Nasional Mondial Ekonomi Daerah Megapolitan Olahraga Rona The Alun-Alun Kupas Splash Wisata Perspektif Wawancara Edisi Weekend Foto Video Infografis
Pemanasan Global

Hasil Studi Terbaru: 2023 Tercatat sebagai Tahun Terpanas

Foto : ISTIMEWA

Frekuensi dan intensitas kebakaran hutan ekstrem meningkat lebih dari dua kali lipat dalam dua dekade terakhir.

A   A   A   Pengaturan Font

NEW YORK - Hasil studi menyebutkan tahun 2023 sebagai yang terpanas yang pernah tercatat, juga merupakan tahun paling ekstrem dalam kejadian kebakaran hutan. Frekuensi dan intensitas kebakaran hutan ekstrem meningkat lebih dari dua kali lipat dalam dua dekade terakhir.

"Ketika konsekuensi ekologis, sosial, dan ekonomi dari kebakaran hutan diperhitungkan, enam dari tujuh tahun terakhir merupakan tahun yang paling sangat intens," bunyi temuan studi tersebut yang terbit Senin (24/6).

Peneliti pascadoktoral bidang pirogeografi di Universitas Tasmania, Calum Cunningham, mengatakan para peneliti telah mendeteksi peningkatan yang begitu besar dalam jangka waktu yang singkat membuat temuan ini semakin mengejutkan.

Cunningham, penulis utama studi tersebut, yang diterbitkan dalam jurnal Nature Ecology and Evolution, mengatakan para peneliti melihat manifestasi pemanasan dan kekeringan iklim di depan mata dalam kebakaran ekstrem ini.

Dikutip dari The Straits Times, pekan lalu, kebakaran hutan di New Mexico menewaskan dua orang dan membakar hampir 10.000 hektare; di California Selatan, lebih dari 5.600 hektare lahan terbakar di dekat Los Angeles; dan di Turki, setidaknya 12 orang tewas dan banyak lagi yang terluka akibat kebakaran yang dimulai pada tanggal 20 Juni akibat membakar sisa tanaman.

"Meskipun kebakaran hutan dapat berakibat fatal dan merugikan Amerika Serikat hingga 893 miliar dollar AS setiap tahunnya, yang mencakup biaya pembangunan kembali dan dampak ekonomi dari polusi dan korban jiwa, sebagian besar kebakaran relatif tidak berbahaya dan dalam banyak kasus bermanfaat secara ekologis," kata Cunningham.

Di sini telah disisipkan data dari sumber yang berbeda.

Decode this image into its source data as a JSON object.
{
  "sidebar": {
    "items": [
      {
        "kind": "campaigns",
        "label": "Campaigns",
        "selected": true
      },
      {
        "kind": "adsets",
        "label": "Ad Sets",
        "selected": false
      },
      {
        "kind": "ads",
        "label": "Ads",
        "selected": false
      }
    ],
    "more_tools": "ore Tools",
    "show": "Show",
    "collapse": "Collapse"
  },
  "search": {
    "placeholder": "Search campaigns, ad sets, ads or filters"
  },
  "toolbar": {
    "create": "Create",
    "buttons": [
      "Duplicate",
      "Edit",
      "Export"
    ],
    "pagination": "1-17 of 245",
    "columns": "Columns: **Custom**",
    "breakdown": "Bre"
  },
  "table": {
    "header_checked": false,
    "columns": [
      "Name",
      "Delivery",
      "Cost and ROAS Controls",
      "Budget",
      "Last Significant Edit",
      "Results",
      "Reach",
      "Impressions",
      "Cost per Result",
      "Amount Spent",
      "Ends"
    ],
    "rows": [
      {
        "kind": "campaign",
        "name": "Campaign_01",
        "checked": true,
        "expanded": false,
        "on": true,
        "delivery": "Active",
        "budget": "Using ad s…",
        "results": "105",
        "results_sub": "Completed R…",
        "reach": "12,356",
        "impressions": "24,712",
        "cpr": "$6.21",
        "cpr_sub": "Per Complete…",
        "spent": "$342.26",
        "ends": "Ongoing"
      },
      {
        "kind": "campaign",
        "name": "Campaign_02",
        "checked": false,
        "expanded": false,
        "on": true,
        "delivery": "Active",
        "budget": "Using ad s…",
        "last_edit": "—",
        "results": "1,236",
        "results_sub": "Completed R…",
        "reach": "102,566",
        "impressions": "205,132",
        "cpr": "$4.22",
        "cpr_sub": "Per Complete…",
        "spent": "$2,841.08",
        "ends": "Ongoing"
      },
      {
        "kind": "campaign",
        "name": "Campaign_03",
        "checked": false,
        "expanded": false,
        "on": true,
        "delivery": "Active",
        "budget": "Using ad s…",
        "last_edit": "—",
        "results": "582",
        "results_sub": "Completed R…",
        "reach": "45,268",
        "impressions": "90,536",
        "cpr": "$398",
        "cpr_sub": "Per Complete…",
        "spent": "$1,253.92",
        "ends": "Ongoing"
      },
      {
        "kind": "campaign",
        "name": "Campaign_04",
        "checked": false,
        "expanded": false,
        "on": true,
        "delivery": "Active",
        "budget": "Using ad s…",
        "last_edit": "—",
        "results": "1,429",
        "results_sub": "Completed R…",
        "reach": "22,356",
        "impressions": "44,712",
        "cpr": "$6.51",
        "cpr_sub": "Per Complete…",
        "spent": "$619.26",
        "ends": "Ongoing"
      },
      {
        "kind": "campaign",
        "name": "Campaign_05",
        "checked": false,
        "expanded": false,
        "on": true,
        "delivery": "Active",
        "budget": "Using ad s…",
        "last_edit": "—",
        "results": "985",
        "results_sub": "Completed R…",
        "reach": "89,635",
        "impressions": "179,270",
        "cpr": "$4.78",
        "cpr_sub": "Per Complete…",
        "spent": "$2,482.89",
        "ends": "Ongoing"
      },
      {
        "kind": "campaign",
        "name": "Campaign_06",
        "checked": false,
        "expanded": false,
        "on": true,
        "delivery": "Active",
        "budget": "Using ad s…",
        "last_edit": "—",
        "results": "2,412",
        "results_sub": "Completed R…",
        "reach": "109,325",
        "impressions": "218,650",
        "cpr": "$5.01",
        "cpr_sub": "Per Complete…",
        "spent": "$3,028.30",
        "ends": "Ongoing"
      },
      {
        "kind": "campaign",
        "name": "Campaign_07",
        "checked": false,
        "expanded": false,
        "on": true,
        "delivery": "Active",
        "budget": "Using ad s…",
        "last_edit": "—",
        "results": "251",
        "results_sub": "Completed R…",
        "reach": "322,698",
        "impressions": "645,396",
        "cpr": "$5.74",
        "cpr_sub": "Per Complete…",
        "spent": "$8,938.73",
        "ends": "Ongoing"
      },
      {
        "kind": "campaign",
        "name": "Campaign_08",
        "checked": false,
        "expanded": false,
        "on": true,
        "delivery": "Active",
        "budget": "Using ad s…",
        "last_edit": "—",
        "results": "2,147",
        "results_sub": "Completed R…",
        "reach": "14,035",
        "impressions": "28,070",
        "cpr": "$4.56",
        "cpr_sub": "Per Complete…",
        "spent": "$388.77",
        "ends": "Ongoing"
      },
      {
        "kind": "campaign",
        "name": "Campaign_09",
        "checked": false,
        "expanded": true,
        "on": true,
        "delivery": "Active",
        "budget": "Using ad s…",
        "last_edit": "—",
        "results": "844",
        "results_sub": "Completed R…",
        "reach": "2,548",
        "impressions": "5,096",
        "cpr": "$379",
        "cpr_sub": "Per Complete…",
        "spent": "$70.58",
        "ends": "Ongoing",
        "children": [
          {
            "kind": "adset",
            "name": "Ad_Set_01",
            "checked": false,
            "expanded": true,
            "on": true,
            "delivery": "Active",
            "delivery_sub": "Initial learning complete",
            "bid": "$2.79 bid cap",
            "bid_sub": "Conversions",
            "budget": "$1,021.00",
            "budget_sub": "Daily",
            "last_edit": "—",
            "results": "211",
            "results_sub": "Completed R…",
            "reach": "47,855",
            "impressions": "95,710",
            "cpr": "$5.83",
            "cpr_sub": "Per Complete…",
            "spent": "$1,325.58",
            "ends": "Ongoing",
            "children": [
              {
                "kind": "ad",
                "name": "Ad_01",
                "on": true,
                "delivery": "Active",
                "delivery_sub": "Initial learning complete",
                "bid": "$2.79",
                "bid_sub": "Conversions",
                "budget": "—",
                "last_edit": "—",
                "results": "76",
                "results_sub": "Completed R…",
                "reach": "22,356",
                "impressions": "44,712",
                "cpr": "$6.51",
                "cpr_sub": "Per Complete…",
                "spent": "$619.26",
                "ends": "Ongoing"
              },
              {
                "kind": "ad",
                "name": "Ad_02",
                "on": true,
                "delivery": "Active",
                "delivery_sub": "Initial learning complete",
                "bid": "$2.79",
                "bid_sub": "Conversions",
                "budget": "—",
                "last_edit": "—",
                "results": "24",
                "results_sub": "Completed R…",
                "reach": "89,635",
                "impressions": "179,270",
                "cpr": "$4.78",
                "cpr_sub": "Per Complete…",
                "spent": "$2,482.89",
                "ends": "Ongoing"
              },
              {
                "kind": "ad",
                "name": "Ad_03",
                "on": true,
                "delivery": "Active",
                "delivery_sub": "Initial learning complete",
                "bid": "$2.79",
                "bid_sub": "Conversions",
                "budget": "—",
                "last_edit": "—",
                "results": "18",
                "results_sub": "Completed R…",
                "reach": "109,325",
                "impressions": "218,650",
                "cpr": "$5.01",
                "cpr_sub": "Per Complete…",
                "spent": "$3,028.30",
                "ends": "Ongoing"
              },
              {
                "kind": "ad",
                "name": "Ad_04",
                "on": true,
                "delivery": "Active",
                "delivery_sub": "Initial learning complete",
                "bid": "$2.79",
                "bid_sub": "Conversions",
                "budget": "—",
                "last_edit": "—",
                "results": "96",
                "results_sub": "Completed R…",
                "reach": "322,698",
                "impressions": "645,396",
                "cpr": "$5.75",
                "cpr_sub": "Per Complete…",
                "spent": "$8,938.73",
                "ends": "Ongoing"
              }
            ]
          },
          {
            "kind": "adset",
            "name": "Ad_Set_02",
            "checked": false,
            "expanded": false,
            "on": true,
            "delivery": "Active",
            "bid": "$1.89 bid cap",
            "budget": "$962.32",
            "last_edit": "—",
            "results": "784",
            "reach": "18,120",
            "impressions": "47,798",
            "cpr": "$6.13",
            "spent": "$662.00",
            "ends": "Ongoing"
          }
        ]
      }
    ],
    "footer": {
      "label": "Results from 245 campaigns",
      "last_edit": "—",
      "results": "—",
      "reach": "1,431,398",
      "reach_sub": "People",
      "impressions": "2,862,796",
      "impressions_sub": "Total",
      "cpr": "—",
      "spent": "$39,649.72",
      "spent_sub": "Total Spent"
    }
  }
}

Studi ini mengamati total daya yang dipancarkan oleh sekelompok peristiwa kebakaran, yang didefinisikan sebagai kebakaran yang terjadi pada waktu yang sama, di lokasi yang berdekatan atau di tempat yang sama, beberapa kali dalam satu hari.

Data dari Satelit

Para peneliti menganalisis data selama 21 tahun yang dikumpulkan oleh dua satelit Badan Penerbangan dan Antariksa Nasional antara Januari 2003 dan November 2023 untuk mengukur bagaimana aktivitas kebakaran berubah dari waktu ke waktu.

Mereka mengidentifikasi 2.913 kejadian ekstrem dari lebih dari 30 juta kebakaran di seluruh dunia. Peristiwa kebakaran ekstrem tersebut juga ditentukan oleh besarnya jumlah asap yang dihasilkan, tingginya tingkat emisi gas rumah kaca, yang selanjutnya dapat mempercepat pemanasan global, dan dampak ekologi, sosial, dan ekonomi dari kebakaran tersebut.

"Ini telah menjadi cawan suci bagi saya," kata David Bowman, penulis senior studi tersebut dan profesor pirogeografi dan ilmu api di Universitas Tasmania.

Meskipun ia mengamati kebakaran semakin besar, terutama di Australia setelah kebakaran hutan pada tahun 2019 yang menewaskan 173 orang dan hampir tiga miliar hewan vertebrata, ia memerlukan data dari penelitian tersebut untuk menunjukkan tren dan menyampaikan sesuatu yang besar sedang terjadi. "Ketika Anda mendapat sinyal-sinyal yang sangat menakutkan, itu juga sangat memotivasi. Ada keharusan untuk melakukan sesuatu mengenai hal ini," kata Bowman.

Peningkatan frekuensi dan intensitas kebakaran secara global hampir seluruhnya disebabkan oleh perubahan di dua wilayah.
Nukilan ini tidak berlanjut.